Zhonghua Wang1, Yong Wang1, Reinhard Jetter2
1 College of Agronomy, Northwest A&F University
2 Department of Botany, University of British Columbia

The cuticle of plants is the first protective barrier against the biotic and abiotic stresses from the environment. The components of cuticle include cutin and cuticular waxes which are diversified in different species. Cuticular waxes are known to play a critical role in limiting transpirational water loss across plant surfaces. Comparing to leaves the astomatous tomato fruit is an ideal model system that permits the functional characterization of intact cuticular membranes and therefore allows direct correlation of their permeability for water with their qualitative and quantitative waxes composition.
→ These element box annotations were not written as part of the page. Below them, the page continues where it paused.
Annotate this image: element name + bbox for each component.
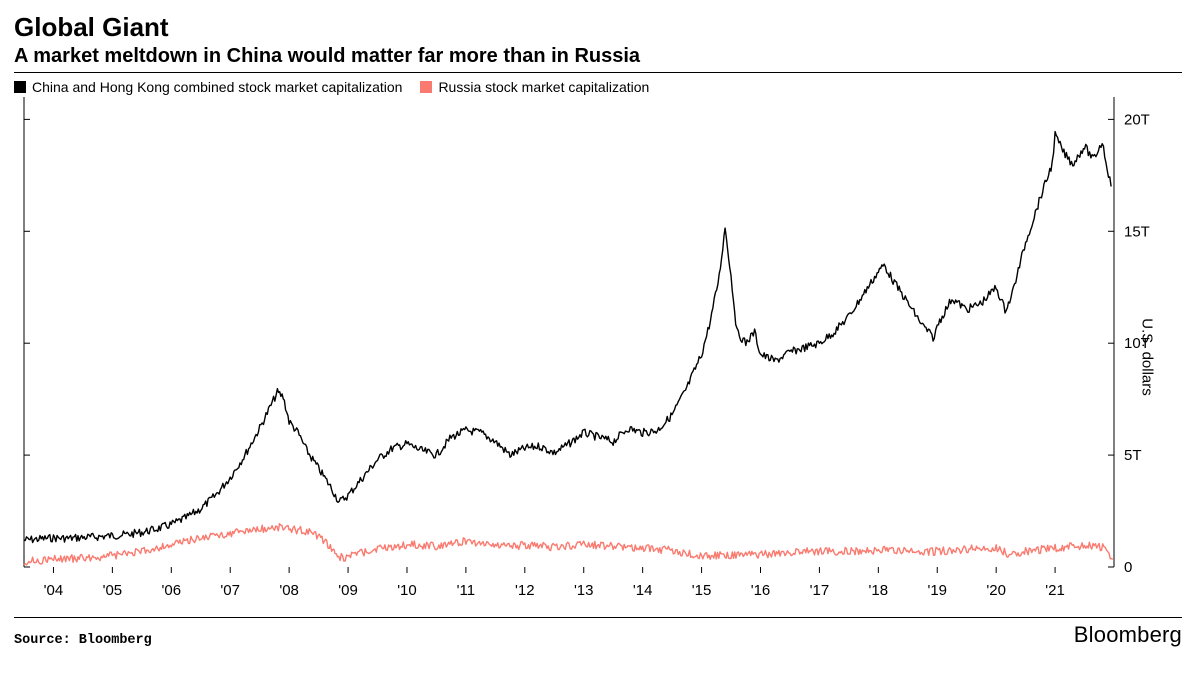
- legend-item-russia: Russia stock market capitalization: [420, 79, 649, 95]
- svg-text:'11: '11: [457, 582, 475, 599]
- svg-text:'05: '05: [103, 582, 123, 599]
- svg-text:'17: '17: [810, 582, 830, 599]
- divider-bottom: [14, 617, 1182, 618]
- chart-title: Global Giant: [14, 12, 1182, 43]
- svg-text:'12: '12: [515, 582, 535, 599]
- y-axis-label: U.S. dollars: [1139, 318, 1156, 396]
- svg-text:'16: '16: [751, 582, 771, 599]
- brand-text: Bloomberg: [1074, 622, 1182, 648]
- svg-text:0: 0: [1124, 559, 1132, 576]
- svg-text:'20: '20: [986, 582, 1006, 599]
- source-text: Source: Bloomberg: [14, 633, 152, 648]
- legend-label-china: China and Hong Kong combined stock marke…: [32, 79, 402, 95]
- chart-subtitle: A market meltdown in China would matter …: [14, 45, 1182, 68]
- svg-text:'04: '04: [44, 582, 64, 599]
- svg-text:'21: '21: [1045, 582, 1065, 599]
- line-chart-svg: 05T10T15T20T'04'05'06'07'08'09'10'11'12'…: [14, 97, 1182, 617]
- chart-area: 05T10T15T20T'04'05'06'07'08'09'10'11'12'…: [14, 97, 1182, 617]
- svg-text:5T: 5T: [1124, 447, 1142, 464]
- legend-item-china: China and Hong Kong combined stock marke…: [14, 79, 402, 95]
- svg-text:'19: '19: [927, 582, 947, 599]
- svg-text:'15: '15: [692, 582, 712, 599]
- legend-label-russia: Russia stock market capitalization: [438, 79, 649, 95]
- svg-text:'10: '10: [397, 582, 417, 599]
- svg-text:'07: '07: [220, 582, 240, 599]
- svg-text:'14: '14: [633, 582, 653, 599]
- legend: China and Hong Kong combined stock marke…: [14, 73, 1182, 97]
- legend-swatch-russia: [420, 81, 432, 93]
- svg-text:'06: '06: [162, 582, 182, 599]
- svg-text:'13: '13: [574, 582, 594, 599]
- svg-text:'18: '18: [869, 582, 889, 599]
- legend-swatch-china: [14, 81, 26, 93]
- svg-text:'08: '08: [279, 582, 299, 599]
- svg-text:15T: 15T: [1124, 223, 1150, 240]
- svg-text:'09: '09: [338, 582, 358, 599]
- svg-text:20T: 20T: [1124, 111, 1150, 128]
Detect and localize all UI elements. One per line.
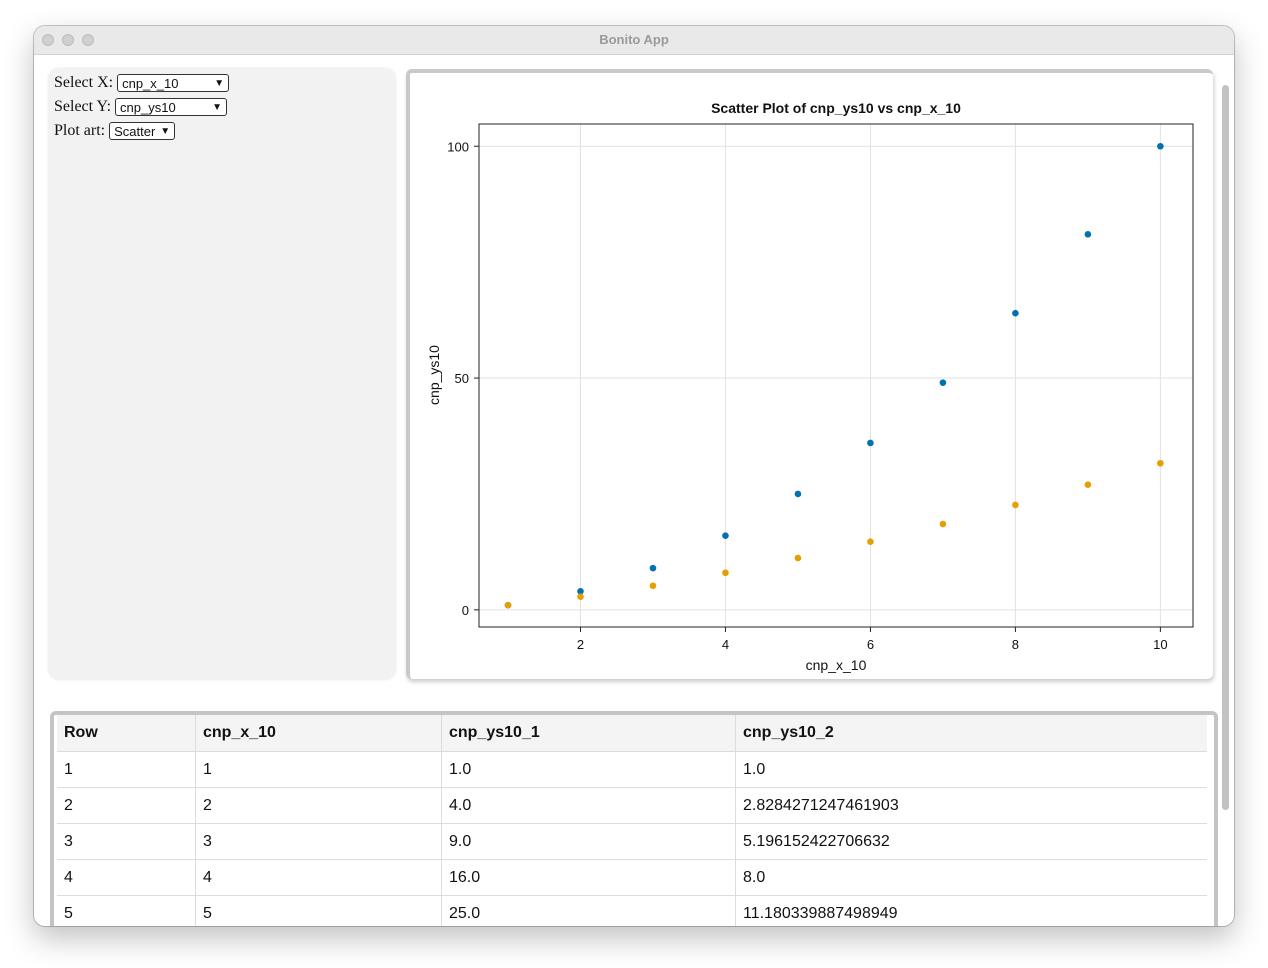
table-cell: 4 — [57, 859, 196, 896]
select-y-value: cnp_ys10 — [120, 99, 176, 115]
scatter-point-series-1 — [1084, 231, 1092, 238]
table-cell: 1 — [195, 751, 442, 788]
vertical-scrollbar[interactable] — [1222, 85, 1229, 810]
scatter-point-series-1 — [939, 379, 947, 386]
app-window: Bonito App Select X: cnp_x_10 ▼ Select Y… — [34, 26, 1234, 926]
data-points — [504, 142, 1164, 609]
grid-lines — [479, 124, 1193, 627]
chevron-down-icon: ▼ — [212, 101, 223, 113]
scatter-point-series-1 — [1012, 309, 1019, 317]
x-axis-label: cnp_x_10 — [806, 657, 867, 673]
close-window-button[interactable] — [42, 34, 54, 46]
table-cell: 11.180339887498949 — [735, 895, 1207, 926]
table-cell: 3 — [57, 823, 196, 860]
window-title: Bonito App — [599, 32, 669, 47]
table-cell: 5 — [195, 895, 442, 926]
table-cell: 1.0 — [735, 751, 1207, 788]
table-cell: 2 — [57, 787, 196, 824]
scatter-point-series-2 — [504, 601, 512, 609]
plot-art-dropdown[interactable]: Scatter ▼ — [109, 122, 176, 140]
scatter-point-series-2 — [1157, 459, 1164, 467]
scatter-point-series-2 — [722, 569, 729, 577]
scatter-point-series-2 — [794, 554, 802, 562]
select-x-dropdown[interactable]: cnp_x_10 ▼ — [117, 74, 230, 92]
data-table: Row cnp_x_10 cnp_ys10_1 cnp_ys10_2 1 1 1.0… — [57, 715, 1207, 926]
scatter-point-series-1 — [577, 588, 584, 595]
column-header-row[interactable]: Row — [57, 715, 196, 752]
table-cell: 5 — [57, 895, 196, 926]
plot-art-label: Plot art: — [54, 122, 106, 139]
x-tick-label: 2 — [577, 637, 584, 652]
select-y-dropdown[interactable]: cnp_ys10 ▼ — [115, 98, 228, 116]
column-header-cnp-x-10[interactable]: cnp_x_10 — [195, 715, 442, 752]
minimize-window-button[interactable] — [62, 34, 74, 46]
plot-art-row: Plot art: Scatter ▼ — [54, 122, 176, 140]
plot-art-value: Scatter — [114, 123, 156, 139]
column-header-cnp-ys10-2[interactable]: cnp_ys10_2 — [735, 715, 1207, 752]
scatter-point-series-2 — [939, 520, 947, 528]
table-cell: 9.0 — [441, 823, 736, 860]
chevron-down-icon: ▼ — [160, 125, 171, 137]
y-tick-label: 0 — [462, 603, 469, 618]
table-row: 2 2 4.0 2.8284271247461903 — [57, 787, 1207, 824]
table-row: 1 1 1.0 1.0 — [57, 751, 1207, 788]
zoom-window-button[interactable] — [82, 34, 94, 46]
table-header-row: Row cnp_x_10 cnp_ys10_1 cnp_ys10_2 — [57, 715, 1207, 752]
select-x-value: cnp_x_10 — [122, 75, 179, 91]
table-cell: 4.0 — [441, 787, 736, 824]
chevron-down-icon: ▼ — [214, 77, 225, 89]
plot-frame — [478, 123, 1194, 628]
table-cell: 5.196152422706632 — [735, 823, 1207, 860]
table-cell: 25.0 — [441, 895, 736, 926]
select-x-row: Select X: cnp_x_10 ▼ — [54, 74, 230, 92]
x-tick-label: 6 — [867, 637, 874, 652]
table-cell: 3 — [195, 823, 442, 860]
scatter-point-series-1 — [794, 490, 802, 498]
table-cell: 1.0 — [441, 751, 736, 788]
scatter-point-series-2 — [867, 538, 874, 545]
plot-panel: Scatter Plot of cnp_ys10 vs cnp_x_10 2 4 6… — [406, 69, 1213, 679]
scatter-point-series-2 — [649, 582, 657, 590]
scatter-point-series-2 — [1084, 481, 1092, 488]
table-cell: 2 — [195, 787, 442, 824]
table-cell: 1 — [57, 751, 196, 788]
y-tick-label: 100 — [447, 139, 469, 154]
select-x-label: Select X: — [54, 74, 114, 91]
table-row: 4 4 16.0 8.0 — [57, 859, 1207, 896]
scatter-point-series-2 — [1012, 501, 1019, 509]
column-header-cnp-ys10-1[interactable]: cnp_ys10_1 — [441, 715, 736, 752]
chart-title: Scatter Plot of cnp_ys10 vs cnp_x_10 — [711, 100, 961, 116]
title-bar: Bonito App — [34, 26, 1234, 55]
scatter-point-series-1 — [649, 564, 657, 572]
x-tick-label: 4 — [722, 637, 729, 652]
table-row: 5 5 25.0 11.180339887498949 — [57, 895, 1207, 926]
scatter-point-series-2 — [577, 593, 584, 601]
x-tick-label: 10 — [1153, 637, 1167, 652]
scatter-plot[interactable]: Scatter Plot of cnp_ys10 vs cnp_x_10 2 4 6… — [406, 69, 1213, 679]
scatter-point-series-1 — [867, 439, 874, 447]
select-y-label: Select Y: — [54, 98, 112, 115]
table-cell: 4 — [195, 859, 442, 896]
y-axis-label: cnp_ys10 — [426, 345, 442, 405]
x-tick-label: 8 — [1012, 637, 1019, 652]
table-cell: 8.0 — [735, 859, 1207, 896]
table-cell: 2.8284271247461903 — [735, 787, 1207, 824]
select-y-row: Select Y: cnp_ys10 ▼ — [54, 98, 228, 116]
table-cell: 16.0 — [441, 859, 736, 896]
y-tick-label: 50 — [455, 371, 469, 386]
table-row: 3 3 9.0 5.196152422706632 — [57, 823, 1207, 860]
controls-panel: Select X: cnp_x_10 ▼ Select Y: cnp_ys10 … — [49, 69, 395, 679]
app-content: Select X: cnp_x_10 ▼ Select Y: cnp_ys10 … — [34, 55, 1234, 926]
scatter-point-series-1 — [1157, 142, 1164, 150]
scatter-point-series-1 — [722, 532, 729, 539]
data-table-panel: Row cnp_x_10 cnp_ys10_1 cnp_ys10_2 1 1 1.0… — [50, 711, 1218, 926]
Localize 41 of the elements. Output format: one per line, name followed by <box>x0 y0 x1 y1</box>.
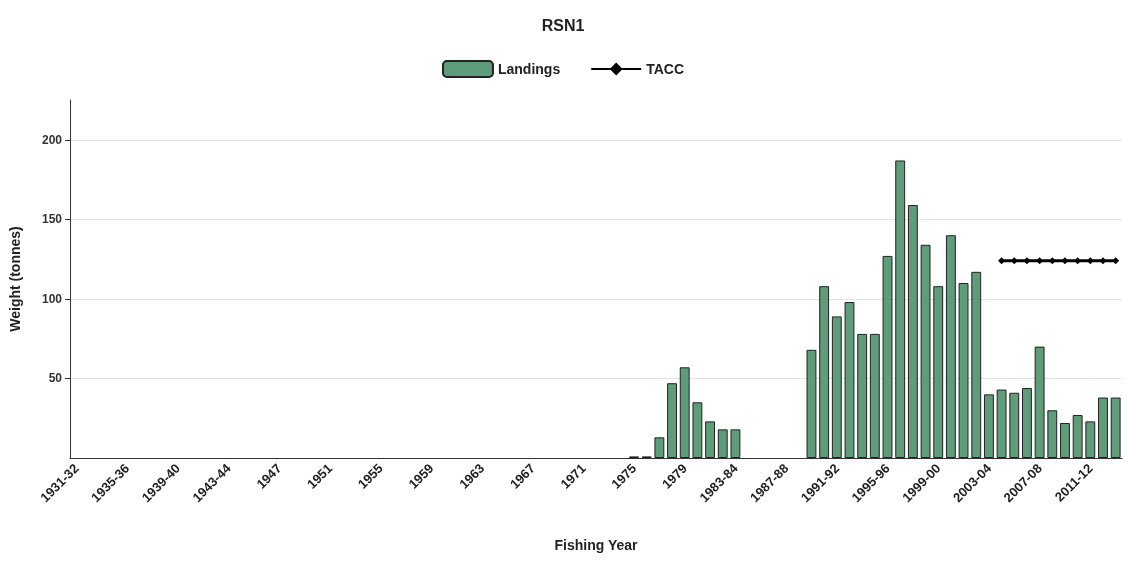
bar <box>958 282 969 458</box>
legend-label: Landings <box>497 61 561 77</box>
bar <box>1072 415 1083 458</box>
legend-label: TACC <box>646 61 685 77</box>
bar <box>831 316 842 458</box>
bar <box>679 367 690 458</box>
bar <box>1060 423 1070 458</box>
bar <box>869 333 880 458</box>
bar <box>933 286 944 458</box>
bar <box>692 402 703 458</box>
y-tick-label: 100 <box>41 291 63 306</box>
bar <box>730 429 741 458</box>
chart-title: RSN1 <box>541 16 585 34</box>
bar <box>1022 387 1032 458</box>
y-tick-label: 150 <box>41 212 63 227</box>
y-tick-label: 200 <box>41 132 63 147</box>
bar <box>1034 346 1045 458</box>
bar <box>654 437 665 458</box>
bar <box>1098 397 1108 458</box>
bar <box>920 244 931 458</box>
bar <box>806 349 817 458</box>
bar <box>882 255 893 458</box>
bar <box>1110 397 1121 458</box>
bar <box>945 235 956 458</box>
bar <box>1085 421 1096 458</box>
bar <box>819 286 830 458</box>
bar <box>996 389 1007 458</box>
bar <box>895 160 906 458</box>
y-axis-title: Weight (tonnes) <box>7 226 23 332</box>
bar <box>983 394 994 458</box>
bar <box>717 429 728 458</box>
bar <box>1047 410 1058 458</box>
bar <box>705 421 716 458</box>
y-tick-label: 50 <box>48 371 63 386</box>
bar <box>907 205 918 458</box>
bar <box>844 302 855 458</box>
x-axis-title: Fishing Year <box>554 537 639 553</box>
bar <box>1009 392 1020 458</box>
bar <box>857 333 868 458</box>
bar <box>667 383 677 458</box>
bar <box>971 271 982 458</box>
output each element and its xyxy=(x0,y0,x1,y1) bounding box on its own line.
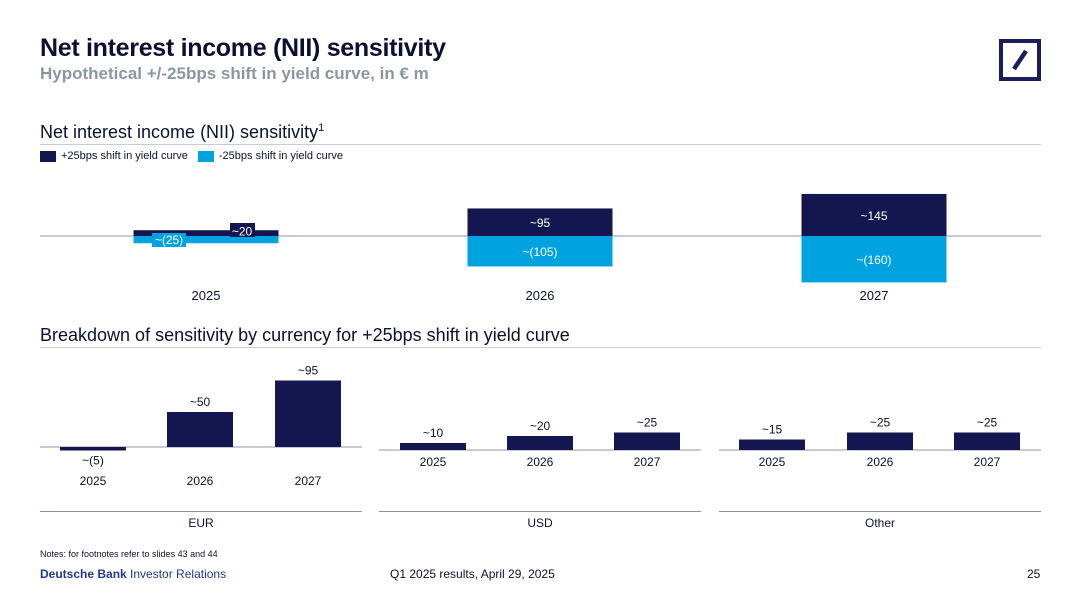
x-tick-label-2025: 2025 xyxy=(192,288,221,303)
data-label-usd-2026: ~20 xyxy=(530,419,551,433)
panel-label-eur: EUR xyxy=(188,516,214,530)
legend-swatch-cyan xyxy=(197,150,214,162)
data-label-minus-2026: ~(105) xyxy=(522,245,557,259)
page-number: 25 xyxy=(1027,567,1041,581)
data-label-other-2027: ~25 xyxy=(977,416,998,430)
data-label-plus-2027: ~145 xyxy=(860,209,887,223)
panel-divider-other xyxy=(719,511,1041,512)
bar-usd-2026 xyxy=(507,436,573,450)
data-label-eur-2025: ~(5) xyxy=(82,454,104,468)
x-tick-label-other-2026: 2026 xyxy=(867,455,894,469)
panel-divider-usd xyxy=(379,511,701,512)
bar-usd-2025 xyxy=(400,443,466,450)
x-tick-label-usd-2027: 2027 xyxy=(634,455,661,469)
bar-other-2025 xyxy=(739,439,805,450)
bar-eur-2025 xyxy=(60,447,126,451)
bar-eur-2026 xyxy=(167,412,233,447)
x-tick-label-usd-2025: 2025 xyxy=(420,455,447,469)
data-label-minus-2025: ~(25) xyxy=(155,233,183,247)
x-tick-label-usd-2026: 2026 xyxy=(527,455,554,469)
currency-breakdown-chart: ~(5) 2025 ~50 2026 ~95 2027 ~10 2025 ~20 2026 ~25 2… xyxy=(40,364,1041,488)
footer-event: Q1 2025 results, April 29, 2025 xyxy=(390,567,555,581)
bar-minus-2027 xyxy=(801,236,947,283)
page-title: Net interest income (NII) sensitivity xyxy=(40,34,446,62)
data-label-minus-2027: ~(160) xyxy=(856,253,891,267)
deutsche-bank-logo-icon xyxy=(999,39,1041,81)
bar-usd-2027 xyxy=(614,432,680,450)
data-label-plus-2025: ~20 xyxy=(232,225,253,239)
x-tick-label-eur-2026: 2026 xyxy=(187,474,214,488)
page-subtitle: Hypothetical +/-25bps shift in yield cur… xyxy=(40,64,429,83)
legend-item-minus: -25bps shift in yield curve xyxy=(197,150,343,162)
bar-other-2027 xyxy=(954,432,1020,450)
bar-minus-2026 xyxy=(467,236,613,267)
data-label-usd-2027: ~25 xyxy=(637,416,658,430)
chart-legend: +25bps shift in yield curve -25bps shift… xyxy=(40,150,353,162)
data-label-eur-2027: ~95 xyxy=(298,364,319,378)
bar-plus-2025 xyxy=(133,230,279,236)
data-label-other-2026: ~25 xyxy=(870,416,891,430)
bar-eur-2027 xyxy=(275,380,341,447)
bar-plus-2027 xyxy=(801,193,947,236)
nii-sensitivity-heading: Net interest income (NII) sensitivity1 xyxy=(40,122,325,142)
footer-brand: Deutsche Bank Investor Relations xyxy=(40,567,227,581)
bar-plus-2026 xyxy=(467,208,613,236)
divider xyxy=(40,347,1041,348)
data-label-eur-2026: ~50 xyxy=(190,395,211,409)
x-tick-label-eur-2025: 2025 xyxy=(80,474,107,488)
x-tick-label-eur-2027: 2027 xyxy=(295,474,322,488)
legend-item-plus: +25bps shift in yield curve xyxy=(40,150,188,162)
legend-swatch-navy xyxy=(40,150,56,162)
nii-sensitivity-chart: ~20 ~(25) 2025 ~95 ~(105) 2026 ~145 ~(160) 2027 xyxy=(40,193,1041,303)
data-label-minus-bg xyxy=(152,233,186,247)
data-label-plus-bg xyxy=(230,223,255,237)
currency-breakdown-heading: Breakdown of sensitivity by currency for… xyxy=(40,325,570,345)
footnotes: Notes: for footnotes refer to slides 43 … xyxy=(40,549,218,559)
data-label-usd-2025: ~10 xyxy=(423,426,444,440)
x-tick-label-other-2025: 2025 xyxy=(759,455,786,469)
panel-label-other: Other xyxy=(864,516,895,530)
divider xyxy=(40,144,1041,145)
x-tick-label-2027: 2027 xyxy=(860,288,889,303)
panel-divider-eur xyxy=(40,511,362,512)
x-tick-label-2026: 2026 xyxy=(526,288,555,303)
data-label-other-2025: ~15 xyxy=(762,423,783,437)
footnote-marker: 1 xyxy=(318,122,325,134)
bar-minus-2025 xyxy=(133,236,279,244)
bar-other-2026 xyxy=(847,432,913,450)
data-label-plus-2026: ~95 xyxy=(530,216,551,230)
x-tick-label-other-2027: 2027 xyxy=(974,455,1001,469)
panel-label-usd: USD xyxy=(527,516,553,530)
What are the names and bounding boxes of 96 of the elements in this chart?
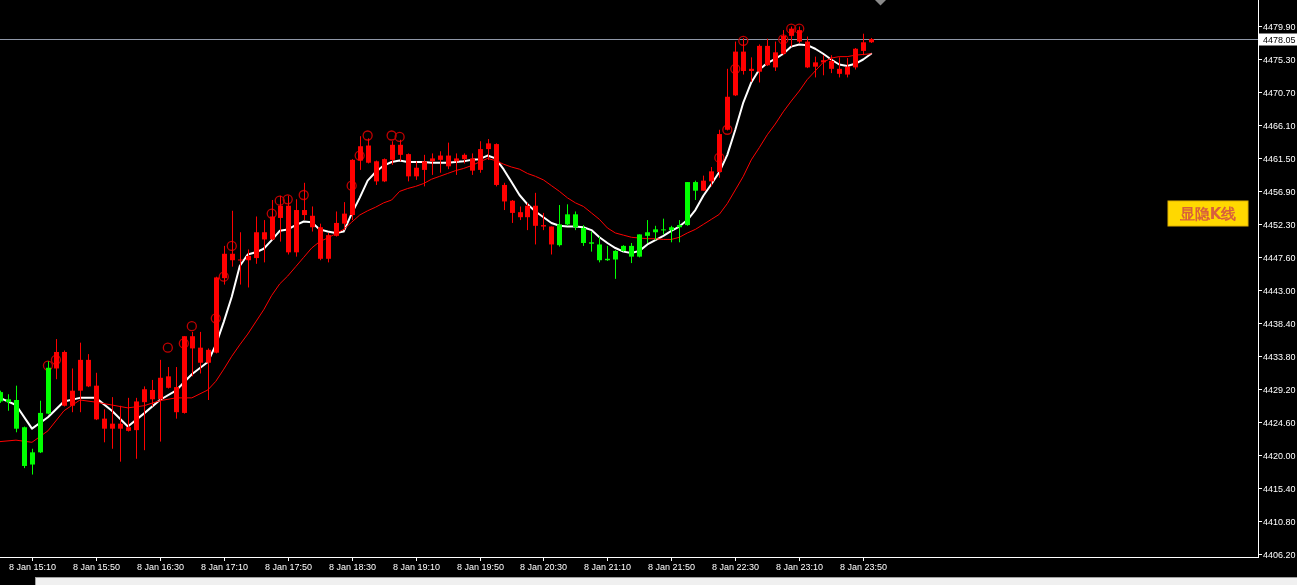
candlestick <box>246 248 251 288</box>
candlestick <box>613 249 618 280</box>
x-tick-label: 8 Jan 22:30 <box>711 562 760 572</box>
x-tick-label: 8 Jan 15:10 <box>8 562 57 572</box>
y-tick-label: 4447.60 <box>1263 252 1296 263</box>
candlestick <box>741 37 746 76</box>
candlestick <box>533 192 538 245</box>
candlestick <box>326 232 331 263</box>
x-tick-label: 8 Jan 17:50 <box>264 562 313 572</box>
candlestick <box>230 210 235 268</box>
x-tick-label: 8 Jan 19:50 <box>456 562 505 572</box>
candlestick <box>126 397 131 433</box>
candlestick <box>510 199 515 224</box>
candlestick <box>773 41 778 72</box>
candlestick <box>470 152 475 176</box>
candlestick <box>366 137 371 164</box>
x-tick-label: 8 Jan 21:10 <box>583 562 632 572</box>
candlestick <box>54 338 59 380</box>
candlestick <box>677 219 682 243</box>
y-tick-label: 4456.90 <box>1263 186 1296 197</box>
candlestick <box>390 140 395 166</box>
candlestick <box>198 331 203 374</box>
x-tick-label: 8 Jan 19:10 <box>392 562 441 572</box>
candlestick <box>589 231 594 253</box>
candlestick <box>573 210 578 231</box>
candlestick <box>446 142 451 170</box>
y-tick-label: 4470.70 <box>1263 87 1296 98</box>
candlestick <box>70 367 75 413</box>
x-tick-label: 8 Jan 20:30 <box>519 562 568 572</box>
candlestick <box>693 180 698 201</box>
y-tick-label: 4461.50 <box>1263 153 1296 164</box>
candlestick <box>302 182 307 221</box>
candlestick <box>430 152 435 176</box>
x-tick-label: 8 Jan 18:30 <box>328 562 377 572</box>
candlestick <box>30 448 35 476</box>
candlestick <box>358 135 363 171</box>
candlestick <box>557 204 562 248</box>
candlestick <box>789 26 794 48</box>
candlestick <box>629 242 634 264</box>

Composition of tomato cuticular waxes can be categorized as two group compounds. One derived from very long chain fatty acid, mainly consisted of alkanes, alkanols and alkanoic acids. Reduction of the intracuticular aliphatics in the lecer6 mutant to approximately 50% caused a 4‐fold increase in water permeability. Hence, the main portion of the transpiration barrier is located in the intracuticular wax layer, largely determined by the aliphatic constituents. LeCER6 encodes a very-long-chain fatty acid elongase β-ketoacyl-CoA synthase, which involved in the biosynthesis of aliphatic compounds. Another group compounds derived from isoprene include pentacyclic triterpenoids, sterol derivatives. Triterpenoids, which are a group of natural products with important biological functions and medicinal properties, such as anti-microbial activities and anti-inflammatory, were the major components of cuticular waxes in the early development stage in tomato.  More than 10 compounds of triterpenoid have been identified from tomato waxes and the pattern of the triterpenoids remained constant over the ripening stages and different cultivars. To understand the biosynthesis of these triterpenoids, two genes were isolated from tomato fruits and functionally characterized in yeast. Based on the products profiles of these two genes, SlTTS 1 encodes a β-amyrin synthase which produced single product β-amyrin; SlTTS 2 encodes a multifunctional triterpene synthase. The compounds gas chromatography profiles of these two genes displayed a good match with the triterpenoids peak pattern in cuticular waxes, this indicated that all triterpenoids detected in the fruit waxes can be synthesized by the enzymes encoded by SlTTS 1 and SlTTS 2.
Drought resistant plants K. daigremontiana and K. mamorata are two species of Kalanchoe, which is a genus of about 125 species of succulent flowering plants in the family Crassulaceae These plants are cultivated as ornamental houseplants and garden plants. They are popular because of their ease of propagation, low water requirements, and wide variety of flower colors. As an adaptation to arid conditions CAM photosynthesis (Crassulacean Acid Metabolism) is their carbon fixation pathway. The stomata in the leaves remain shut during the day to reduce evapotranspiration, but open at night to collect carbon dioxide (CO2).The waxes on the plant surface are critical for their water saving and survive. To understand the mechanisms of their water saving strategies, leaf waxes compositions were analyzed qualitatively and quantitatively by using GC-FID/MS. Triterpenoids and alkanes are the major compounds of their waxes. We cloned 5 genes encoding oxidosqualene cyclase which involved in the biosynthesis of wax triterpenoids.